Nerves at Risk Near Wisdom Teeth
The two sensory nerves most commonly involved are the Inferior Alveolar Nerve (IAN) and the Lingual Nerve (LN), both branches of the trigeminal nerve, which handles sensation in the face. The IAN runs inside a bony channel, the mandibular canal, within the lower jawbone. This nerve is responsible for providing sensation to the lower teeth, the lower lip, and the chin.
The roots of the lower wisdom teeth frequently develop directly adjacent to, or sometimes appear to wrap around, the canal housing the IAN. This proximity makes the nerve vulnerable during surgical manipulation of the tooth or surrounding bone. The Lingual Nerve (LN) provides general sensation and taste to the front two-thirds of the tongue. It travels along the inner side of the jaw, closer to the soft tissue, placing it at risk of injury during procedures.
How Nerve Injury Occurs
Nerve injury related to wisdom teeth can happen through two primary mechanisms: direct trauma during surgery or damage from the tooth’s pathology itself.
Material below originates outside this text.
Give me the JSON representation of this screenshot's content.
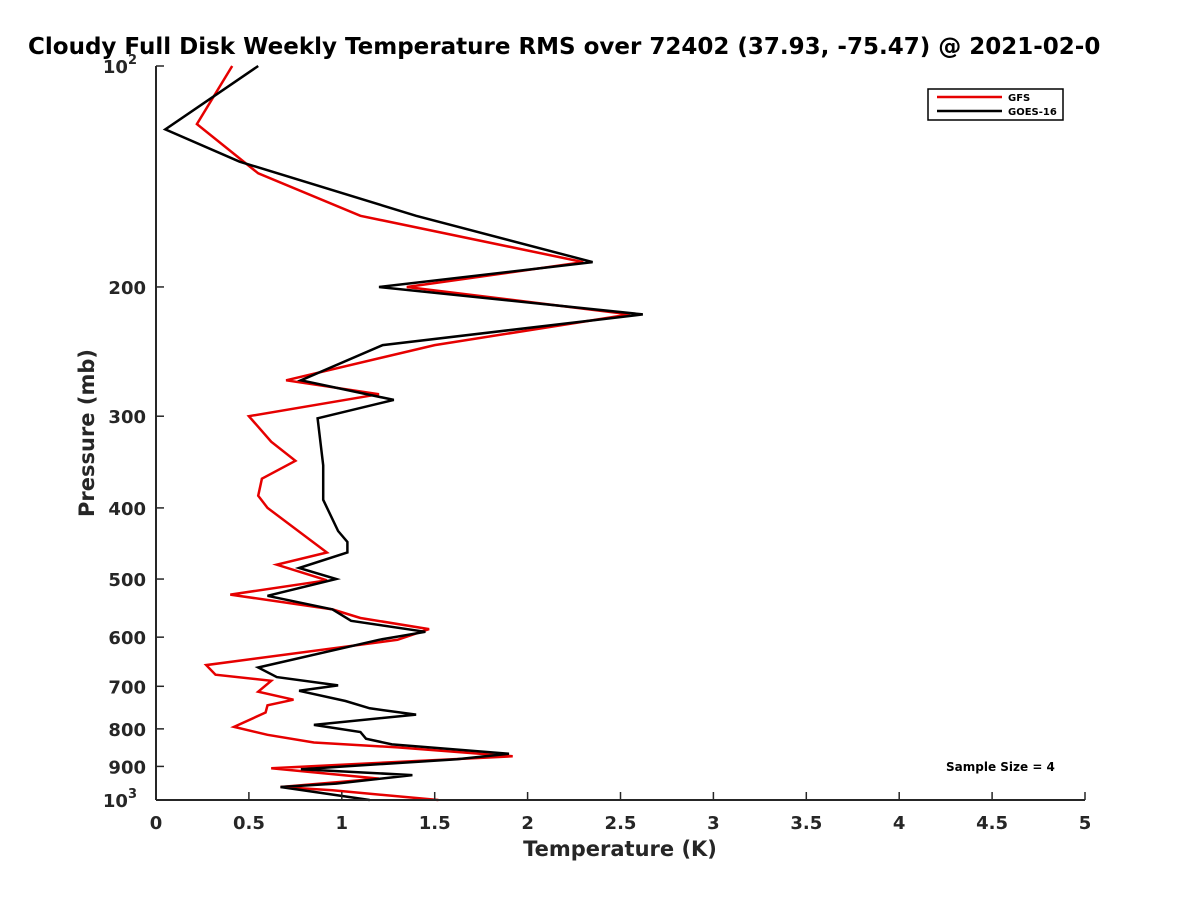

Surgical extraction is the most frequent cause of nerve injury, which can involve several forms of trauma. The nerve may be stretched, compressed, or bruised by the instruments used to remove the tooth or the surrounding bone.
Surgical trauma can also involve the partial or complete laceration of the nerve. Damage may also occur from the injection of local anesthetic if the needle directly contacts or irritates the nerve sheath, or if the solution causes a chemical injury. The risk increases with deeply impacted teeth, especially when the roots appear linked with the IAN canal on preoperative imaging.
Non-surgical causes of nerve injury relate to the wisdom tooth’s development and surrounding pathology. An impacted tooth can exert chronic pressure on a neighboring nerve, leading to dysfunction. Furthermore, an abscess or cyst around the tooth causes localized inflammation and swelling. This swelling compresses the nerve, or the infection itself can directly harm the nerve tissue.
Recognizing the Signs of Damage
Nerve damage manifests as altered sensation, collectively referred to as paresthesia. Symptoms often present immediately following a procedure, once the effects of the anesthetic have worn off. The specific area affected helps identify which nerve is involved: IAN damage typically results in changes to the sensation of the lower lip and chin.
Lingual Nerve injury affects the sensation of the tongue and may include an altered sense of taste on that side. Patients may report persistent tingling (“pins and needles”), which is paresthesia, or complete numbness (anesthesia). Sometimes, patients experience dysesthesia, a painful, burning, or electric-shock-like sensation in response to a normal stimulus. Report any persistent loss or alteration of sensation lasting more than a few hours after the procedure to the treating clinician.
The severity of the injury is classified based on the damage to the nerve fibers, which guides the prognosis. A temporary injury, where the nerve is merely bruised or compressed, is the most common and is expected to resolve completely. More significant injuries involving damage to the nerve’s internal structure can lead to longer-lasting symptoms. The most severe cases involve the partial or complete severing of the nerve, which has the lowest likelihood of full spontaneous recovery.
Recovery and Management
Fortunately, the majority of nerve injuries sustained during wisdom tooth procedures are temporary, resolving within a few weeks to several months. Recovery occurs as the nerve sheath heals and the nerve fibers regenerate. Initial management involves close observation to track sensory return and may include anti-inflammatory medications to reduce swelling around the affected nerve.
If symptoms persist beyond the expected recovery time (typically three to six months), a specialist referral is necessary. Treatment for persistent nerve damage may involve prescribing medications like B vitamins or certain anti-convulsants to manage neuropathic pain and support healing. In cases of severe sensory loss, surgical intervention, such as microsurgery to repair or graft the damaged nerve, may be considered. Intervention is generally most successful when performed within the first few months following the injury.